“Restorative Justice in Magdalene Cultural Production from Western Europe, North America, and Oceania (1836-2023)”
▶Summary
The project assesses the intertwinement between Magdalene cultural production and restorative justice in transnational contexts. By analysing a corpus produced in three distinct geographical, historical, linguistic, and cultural areas, the research interrogates the cultural specificities of Magdalenism across space and time, beyond the frame of Irish studies. The project explores the spectrum in which genres convey and publicise traumatic experiences, from empowering survivors, to sometimes financially exploiting their tragic narratives. Culturally sensitive trauma-reading methodologies will be used to read texts from Ireland, the United Kingdom, Canada, the United States, Australia, and Aotearoa New Zealand. The process of restorative justice will also be analysed with regards to the decolonisation of Magdalene trauma studies, as Indigenous womens experiences will be examined with care, and not retraumatise nor recolonise their communities.

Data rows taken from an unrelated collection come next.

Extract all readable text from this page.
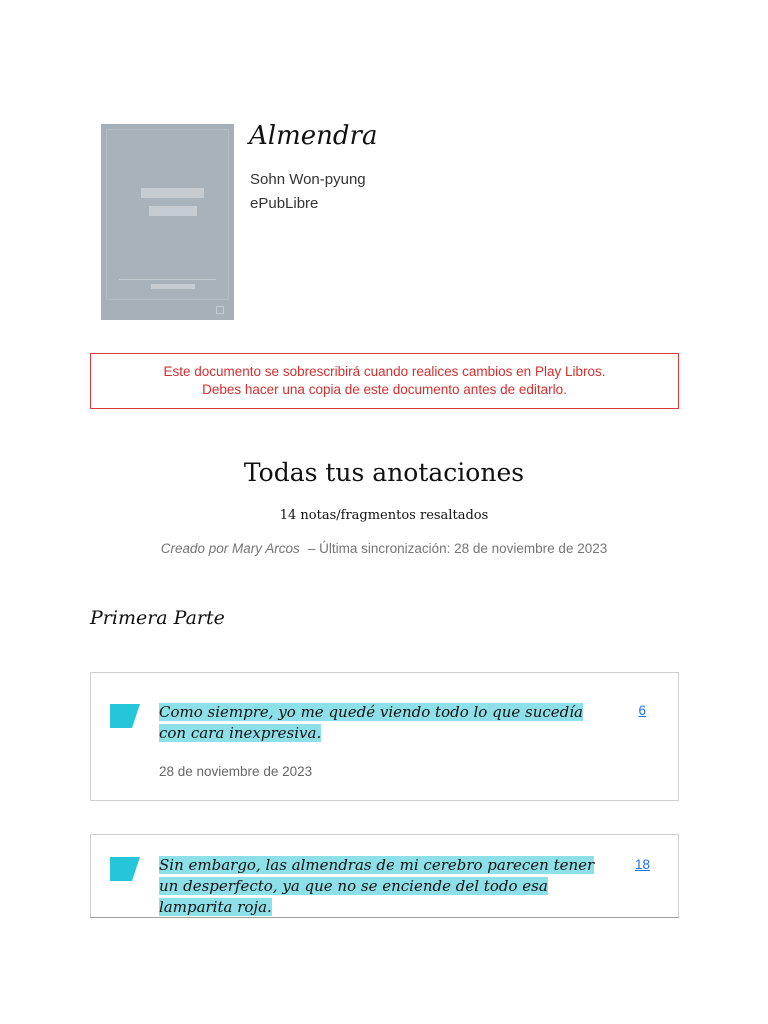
Almendra
Sohn Won-pyung
ePubLibre
Este documento se sobrescribirá cuando realices cambios en Play Libros.
Debes hacer una copia de este documento antes de editarlo.
Todas tus anotaciones
14 notas/fragmentos resaltados
Creado por Mary Arcos – Última sincronización: 28 de noviembre de 2023
Primera Parte

Como siempre, yo me quedé viendo todo lo que sucedía con cara inexpresiva.

6
28 de noviembre de 2023

Sin embargo, las almendras de mi cerebro parecen tener un desperfecto, ya que no se enciende del todo esa lamparita roja.

18
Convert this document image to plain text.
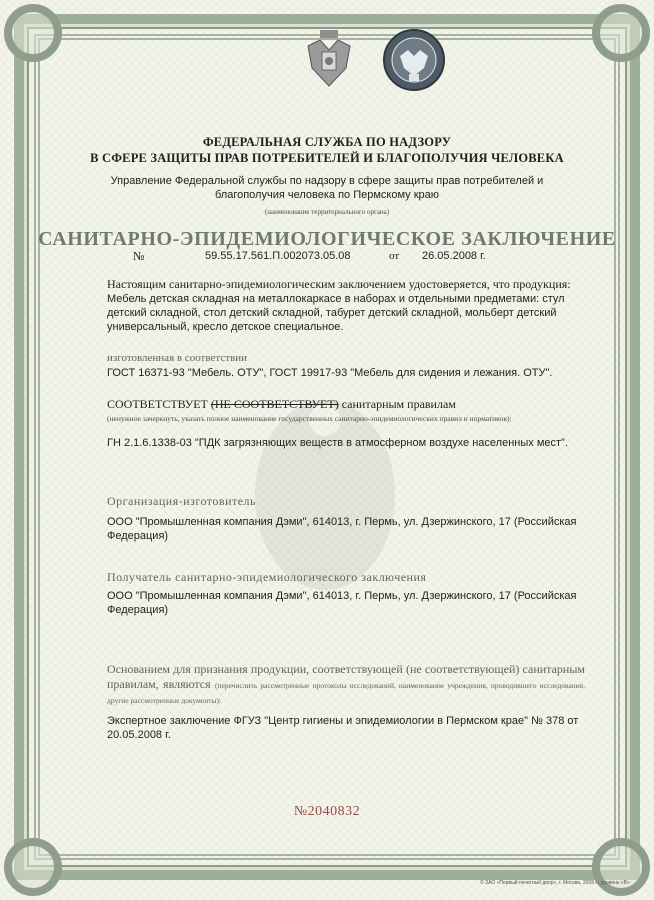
ФЕДЕРАЛЬНАЯ СЛУЖБА ПО НАДЗОРУ
В СФЕРЕ ЗАЩИТЫ ПРАВ ПОТРЕБИТЕЛЕЙ И БЛАГОПОЛУЧИЯ ЧЕЛОВЕКА
Управление Федеральной службы по надзору в сфере защиты прав потребителей и благополучия человека по Пермскому краю
(наименование территориального органа)
САНИТАРНО-ЭПИДЕМИОЛОГИЧЕСКОЕ ЗАКЛЮЧЕНИЕ
№	59.55.17.561.П.002073.05.08	от 26.05.2008 г.
Настоящим санитарно-эпидемиологическим заключением удостоверяется, что продукция:
Мебель детская складная на металлокаркасе в наборах и отдельными предметами: стул детский складной, стол детский складной, табурет детский складной, мольберт детский универсальный, кресло детское специальное.
изготовленная в соответствии
ГОСТ 16371-93 "Мебель. ОТУ", ГОСТ 19917-93 "Мебель для сидения и лежания. ОТУ".
СООТВЕТСТВУЕТ (НЕ СООТВЕТСТВУЕТ) санитарным правилам
(ненужное зачеркнуть, указать полное наименование государственных санитарно-эпидемиологических правил и нормативов):
ГН 2.1.6.1338-03 "ПДК загрязняющих веществ в атмосферном воздухе населенных мест".
Организация-изготовитель
ООО "Промышленная компания Дэми", 614013, г. Пермь, ул. Дзержинского, 17 (Российская Федерация)
Получатель санитарно-эпидемиологического заключения
ООО "Промышленная компания Дэми", 614013, г. Пермь, ул. Дзержинского, 17 (Российская Федерация)
Основанием для признания продукции, соответствующей (не соответствующей) санитарным правилам, являются (перечислить рассмотренные протоколы исследований, наименование учреждения, проводившего исследования, другие рассмотренные документы):
Экспертное заключение ФГУЗ "Центр гигиены и эпидемиологии в Пермском крае" № 378 от 20.05.2008 г.
№2040832
© ЗАО «Первый печатный двор», г. Москва, 2008 г., уровень «В»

Narratives testifying to systemic racism, sexism, classism, ableism, and homophobia will be excavated to question the treatment Magdalene women and their children endured in modern nations and in settler colonies. Ireland, Northern Ireland, Australia, Canada, and Aotearoa have set up Truth and Reconciliation Commissions covering the issue of Magdalenism in addition to wider institutional histories. Magdalene fiction and non-fiction contribute to restoring survivors credibility in patriarchal structures, by contesting official and hegemonic writings of history which erased or minimised them from national narratives. They are also valuable documents in the way they highlight how the Magdalenist heritage continues to fashion femininity, single motherhood, and female sexuality in the twenty-first century, as Magdalene cultural production resonates with contemporary public debates on womens rights, sexual education, abortion, Indigenous peoples civil rights, and the legal apparatus surrounding the protection of children.